There are a few reasons why gold is so valuable. Like any asset, gold is simply worth what someone will pay for it. Gold has been used as a store of value for thousands of years, and its track record and network effect means there’s strong confidence in it. Across cultures, civilisations and very different economic circumstances, gold is still the go-to store of value.
Part of its appeal comes down to its scarcity. There isn’t much gold in the world, and much of what there is has already been mined. Unlike dollars, you don’t need to worry about massive new supply coming onto the market.
This reality is formalised in a metric known as the stock-to-flow ratio. This is simply the ratio of the amount of the asset available – the stock – compared with new supply coming onto the market, or the flow. For bitcoin, as Stephan Livera recently commented, it can be taken as a measure of digital scarcity.

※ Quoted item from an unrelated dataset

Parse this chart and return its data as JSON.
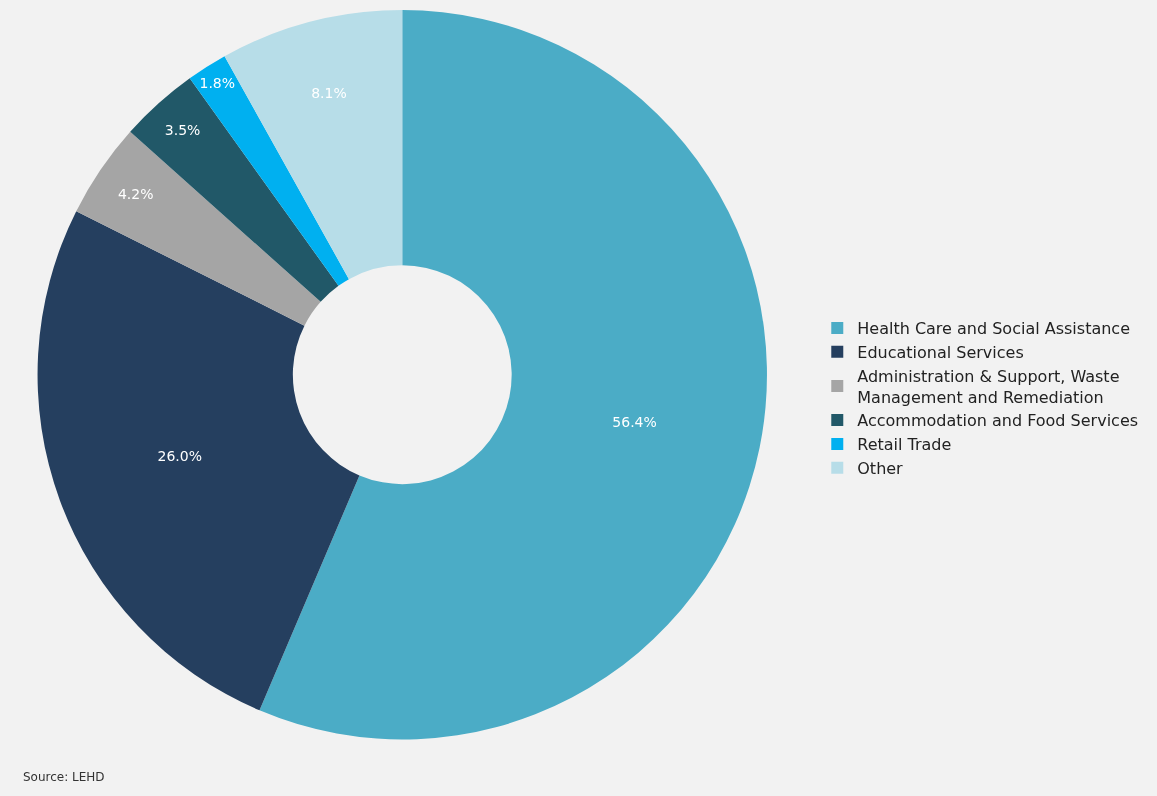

Roughly 170,000 tonnes of gold has already been mined. Meanwhile around 2,400 tonnes of gold is mined every year, ending up on the market. Gold’s stock-to-flow ratio is therefore 170,000:2,400, or 71. To put it another way, gold’s ‘inflation’ is very low. If you hold gold in your portfolio, you don’t need to worry about it being devalued by massive new supply coming onto the market: it’s just not realistic to think that mining companies can increase production significantly.
As ‘digital gold’, what is Bitcoin’s stock-to-flow ratio? Right now, supply is around 17.6 million BTC. 1,800 new BTC are mined every day, or 657,000 BTC per year. So Bitcoin’s stock-to-flow ratio is just under 27. But it won’t stay that way.
By the next halving, around May 2020, Bitcoin’s supply will be approaching 19 million. Since block rewards will fall to 6.25 BTC every 10 minutes, flow will be 328,500, making its stock-to-flow ratio nearer 58 – not far off gold. And four years after that, when block rewards halve to 3.125 BTC, that ratio will rise to well over 100. So in five years’ time, Bitcoin’s stock-to-flow ratio will be far in excess of gold’s.
Of course, that doesn’t guarantee bitcoin’s place in history as digital gold, but it is another piece of evidence to suggest it’s in a good position.